We deployed 2.2.1 last week but had to revert to 2.0.16 because large file uploads broke. I've created a complete Docker Compose test app here. This includes a simple Node app and stripped down haproxy config. I can recreate this issue 100% of the time using this setup.
Our production setup is Apache / PHP.
haproxy -vv and uname -aThis happens with any version of 2.2 including the official Docker images (using haproxy:2.2-alpine in my test app).
A stripped down config can be found here.
# From the app. It looks like the file upload completes successfully as far as the application is concerned. The md5 hashes are always the same.
web_1 | upload finished, post data: {
web_1 | testUpload: {
web_1 | name: '951172_Show-1-Bad-Man-Incorporate.mp3',
web_1 | data: <Buffer >,
web_1 | size: 127412766,
web_1 | encoding: '7bit',
web_1 | tempFilePath: '/tmp/tmp-6-1596328303983',
web_1 | truncated: false,
web_1 | mimetype: 'audio/mpeg',
web_1 | md5: '37d6046ac89f95899c4fd60e13d057fa',
web_1 | mv: [Function: mv]
web_1 | }
web_1 | }
# Yet the request fails with termination flags SD:
proxy_1 | 192.168.111.48:63220 [02/Aug/2020:00:31:43.952] fe-main~ be-upload-test/web 29/0/0/-1/56534 -1 0 - - SD-- 1/1/0/0/0 0/0 {dev01:8100||https://dev01:8100/} "POST https://dev01:8100/upload HTTP/2.0"
# The app thinks the upload succeeded.
web_1 | ::ffff:192.168.48.3 - - [02/Aug/2020:00:32:40 +0000] "POST /upload HTTP/1.1" 302 46 "https://dev01:8100/" "Mozilla/5.0 (Windows NT 10.0; Win64; x64) AppleWebKit/537.36 (KHTML, like Gecko) Chrome/84.0.4147.105 Safari/537.36"
The browser doesn't get notified that the upload succeeded. It will keep trying the upload several times until it errors out completely.
The file upload fails.
The file upload should succeed.
Upgrading to 2.2.1. This appears to only be present in 2.2.x (I've tested 2.2.1 and 2.2.2). I can't recreate this issue in 2.1.x or 2.0.x.
~It looks like adding tune.h2.initial-window-size 1048576 to the global section is a workaround. I've tested it with 800MB+ files and I can't get the issue to occur when using this setting (we really needed this anyway!). I haven't tested this in production yet but may do so soon.~
I tested 2.2.2 configured with tune.h2.initial-window-size 1048576 on a fairly loaded production server. The issue is still present even with this tuned setting. Looks like the only solution is to downgrade.
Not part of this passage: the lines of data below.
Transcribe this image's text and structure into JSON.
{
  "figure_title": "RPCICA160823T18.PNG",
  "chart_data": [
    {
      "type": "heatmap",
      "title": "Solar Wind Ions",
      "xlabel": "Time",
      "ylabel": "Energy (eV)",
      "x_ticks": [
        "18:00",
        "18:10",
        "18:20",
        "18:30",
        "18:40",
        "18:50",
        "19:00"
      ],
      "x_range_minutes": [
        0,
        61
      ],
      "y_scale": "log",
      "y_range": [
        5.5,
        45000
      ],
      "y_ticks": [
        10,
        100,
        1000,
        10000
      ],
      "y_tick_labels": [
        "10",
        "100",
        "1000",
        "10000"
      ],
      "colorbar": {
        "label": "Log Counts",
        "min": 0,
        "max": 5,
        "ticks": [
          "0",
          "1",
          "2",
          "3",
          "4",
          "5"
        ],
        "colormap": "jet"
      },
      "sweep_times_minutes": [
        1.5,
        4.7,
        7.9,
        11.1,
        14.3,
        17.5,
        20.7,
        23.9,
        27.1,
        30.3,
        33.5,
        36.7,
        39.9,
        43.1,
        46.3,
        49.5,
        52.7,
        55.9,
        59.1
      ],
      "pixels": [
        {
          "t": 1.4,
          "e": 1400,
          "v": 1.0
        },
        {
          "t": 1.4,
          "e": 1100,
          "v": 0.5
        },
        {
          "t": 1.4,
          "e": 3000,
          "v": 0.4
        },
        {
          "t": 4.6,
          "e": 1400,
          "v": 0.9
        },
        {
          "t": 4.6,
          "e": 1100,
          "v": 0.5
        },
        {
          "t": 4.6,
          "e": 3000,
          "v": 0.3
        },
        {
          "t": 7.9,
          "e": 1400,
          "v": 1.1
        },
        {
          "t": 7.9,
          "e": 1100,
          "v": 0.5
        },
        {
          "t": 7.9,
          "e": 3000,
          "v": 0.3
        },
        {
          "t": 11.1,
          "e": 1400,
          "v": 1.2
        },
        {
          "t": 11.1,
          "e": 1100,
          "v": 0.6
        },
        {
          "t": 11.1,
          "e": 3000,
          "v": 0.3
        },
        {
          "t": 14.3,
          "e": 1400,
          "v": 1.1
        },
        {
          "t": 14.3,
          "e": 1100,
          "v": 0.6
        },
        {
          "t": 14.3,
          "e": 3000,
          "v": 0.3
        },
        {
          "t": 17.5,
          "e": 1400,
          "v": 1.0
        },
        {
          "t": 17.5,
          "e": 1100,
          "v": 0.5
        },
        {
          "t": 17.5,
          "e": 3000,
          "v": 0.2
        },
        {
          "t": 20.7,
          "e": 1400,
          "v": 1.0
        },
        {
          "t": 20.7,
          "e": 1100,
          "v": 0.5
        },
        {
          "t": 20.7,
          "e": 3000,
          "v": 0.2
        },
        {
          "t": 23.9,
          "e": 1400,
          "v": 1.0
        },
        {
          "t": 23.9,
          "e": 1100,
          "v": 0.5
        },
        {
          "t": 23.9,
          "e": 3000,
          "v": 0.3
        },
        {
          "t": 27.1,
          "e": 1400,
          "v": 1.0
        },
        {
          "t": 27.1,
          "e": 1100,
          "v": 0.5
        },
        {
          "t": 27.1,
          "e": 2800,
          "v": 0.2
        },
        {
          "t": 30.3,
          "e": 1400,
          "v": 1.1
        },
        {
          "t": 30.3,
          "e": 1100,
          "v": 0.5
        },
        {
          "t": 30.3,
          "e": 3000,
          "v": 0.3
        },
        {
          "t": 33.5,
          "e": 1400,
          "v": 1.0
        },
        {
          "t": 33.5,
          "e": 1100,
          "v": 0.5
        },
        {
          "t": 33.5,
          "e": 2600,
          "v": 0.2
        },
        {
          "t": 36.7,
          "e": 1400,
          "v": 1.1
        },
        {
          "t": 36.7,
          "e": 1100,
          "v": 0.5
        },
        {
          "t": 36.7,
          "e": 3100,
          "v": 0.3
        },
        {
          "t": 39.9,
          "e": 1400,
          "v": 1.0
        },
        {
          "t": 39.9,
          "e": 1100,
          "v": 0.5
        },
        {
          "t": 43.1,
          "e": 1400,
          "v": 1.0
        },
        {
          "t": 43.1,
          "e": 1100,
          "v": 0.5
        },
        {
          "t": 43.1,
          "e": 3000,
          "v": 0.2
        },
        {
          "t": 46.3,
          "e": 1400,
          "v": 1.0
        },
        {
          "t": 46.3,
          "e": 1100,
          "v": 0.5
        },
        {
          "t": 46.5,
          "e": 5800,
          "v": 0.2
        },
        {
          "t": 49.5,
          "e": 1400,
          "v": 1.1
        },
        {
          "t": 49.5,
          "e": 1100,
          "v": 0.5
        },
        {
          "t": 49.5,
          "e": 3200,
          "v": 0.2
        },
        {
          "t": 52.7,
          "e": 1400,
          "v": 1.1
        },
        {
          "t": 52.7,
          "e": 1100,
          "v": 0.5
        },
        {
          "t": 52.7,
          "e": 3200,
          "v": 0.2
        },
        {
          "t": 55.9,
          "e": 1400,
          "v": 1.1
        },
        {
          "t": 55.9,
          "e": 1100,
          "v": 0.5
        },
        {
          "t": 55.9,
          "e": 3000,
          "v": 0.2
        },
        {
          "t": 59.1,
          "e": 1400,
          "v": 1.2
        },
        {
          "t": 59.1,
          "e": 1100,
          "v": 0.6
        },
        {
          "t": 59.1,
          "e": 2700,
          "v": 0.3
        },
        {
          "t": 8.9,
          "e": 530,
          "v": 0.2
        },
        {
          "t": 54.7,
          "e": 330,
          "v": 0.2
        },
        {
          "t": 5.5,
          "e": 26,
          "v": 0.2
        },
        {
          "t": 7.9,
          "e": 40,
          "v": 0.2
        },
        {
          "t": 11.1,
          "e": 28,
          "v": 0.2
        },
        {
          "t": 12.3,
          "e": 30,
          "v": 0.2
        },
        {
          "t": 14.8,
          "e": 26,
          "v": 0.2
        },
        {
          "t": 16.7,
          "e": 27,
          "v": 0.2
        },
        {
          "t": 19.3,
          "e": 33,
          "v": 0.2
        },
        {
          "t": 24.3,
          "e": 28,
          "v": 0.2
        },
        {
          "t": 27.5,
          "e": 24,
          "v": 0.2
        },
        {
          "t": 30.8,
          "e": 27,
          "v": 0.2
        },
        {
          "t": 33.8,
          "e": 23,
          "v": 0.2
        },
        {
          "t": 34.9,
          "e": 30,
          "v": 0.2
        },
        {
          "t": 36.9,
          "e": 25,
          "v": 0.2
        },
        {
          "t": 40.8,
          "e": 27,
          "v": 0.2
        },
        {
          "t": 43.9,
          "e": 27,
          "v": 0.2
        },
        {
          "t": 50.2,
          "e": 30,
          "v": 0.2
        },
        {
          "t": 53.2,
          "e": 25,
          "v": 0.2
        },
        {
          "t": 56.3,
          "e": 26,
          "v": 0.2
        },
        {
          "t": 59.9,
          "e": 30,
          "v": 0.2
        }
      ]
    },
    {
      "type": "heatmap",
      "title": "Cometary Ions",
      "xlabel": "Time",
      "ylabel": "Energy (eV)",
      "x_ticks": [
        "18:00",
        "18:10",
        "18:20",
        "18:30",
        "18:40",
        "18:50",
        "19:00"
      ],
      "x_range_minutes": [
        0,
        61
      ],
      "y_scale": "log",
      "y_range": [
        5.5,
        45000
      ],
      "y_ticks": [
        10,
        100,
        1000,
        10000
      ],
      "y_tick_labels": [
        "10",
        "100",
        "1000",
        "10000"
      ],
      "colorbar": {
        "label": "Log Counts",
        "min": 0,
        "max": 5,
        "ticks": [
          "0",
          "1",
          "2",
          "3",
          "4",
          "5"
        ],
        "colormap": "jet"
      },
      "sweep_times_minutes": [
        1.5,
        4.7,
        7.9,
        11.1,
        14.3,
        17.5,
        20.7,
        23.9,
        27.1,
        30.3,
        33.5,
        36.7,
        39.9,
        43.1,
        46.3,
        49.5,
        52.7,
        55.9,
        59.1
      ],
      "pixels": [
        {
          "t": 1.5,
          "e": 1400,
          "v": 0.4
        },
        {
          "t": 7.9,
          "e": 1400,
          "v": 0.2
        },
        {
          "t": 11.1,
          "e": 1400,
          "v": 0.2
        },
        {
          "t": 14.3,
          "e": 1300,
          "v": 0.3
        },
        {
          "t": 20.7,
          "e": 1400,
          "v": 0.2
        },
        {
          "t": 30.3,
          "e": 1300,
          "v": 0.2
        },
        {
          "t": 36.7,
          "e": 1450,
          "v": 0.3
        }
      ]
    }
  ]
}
I'm unable to reproduce the issue with a similar config and apache as server (but not php). I tested with a file of 1g. But the upload itself seems to be ok in your test. But there is a problem with the server response. The status code is reported as -1 with SD as termination flags. If it is 100% reproducible on a test environment, it could be a good idea to enable H1 traces. To do so, you need to configure a stats socket in your global section (in TCP because you are in a container).
To enable H1 traces and wait for events:
socat tcp:A.B.C.D:{PORT}t readline
trace h1 sink buf0; trace h1 level developer; trace h1 verbosity complete; trace h1 start now; show events buf0 -w
With the traces, it will be easier to understand what happens.
That's very odd considering I can reproduce the issue nearly 100% of the time. Are you doing this on a local network connection? That might be related (specifically latency). If so, you could try throttling your network connection (e.g. in Chrome devtools, network tab).
I'm testing this remotely with two different systems that are at about a 35ms ping time away. I'm able to reproduce this with the full Apache/PHP site and with my minimal Node app. The staging site is over public IP and my dev is over VPN.
Anyway, attaching the trace. I started the trace then uploaded my usual 100MBish test file. I let it upload as usual until the end when it gets reset and the browser starts the upload over. I stopped the upload and the trace then. The most relevant bits are probably at the end of the file.
Thanks. Reading your trace, I found a way to reproduce the bug. The upload must be relatively slow to exceed the server timeout. In this case, it is indeed pretty easy to reproduce the issue. I will push a fix. The problem is that the H1 connection timeout (in the H1 multiplexer) is not refreshed and may expire during the transfer.
The fix was pushed and backported as far as 2.0.
oh interesting, it looks like we are also affected by this issue, which could explain some users complains. Thanks for the report and complete commit message!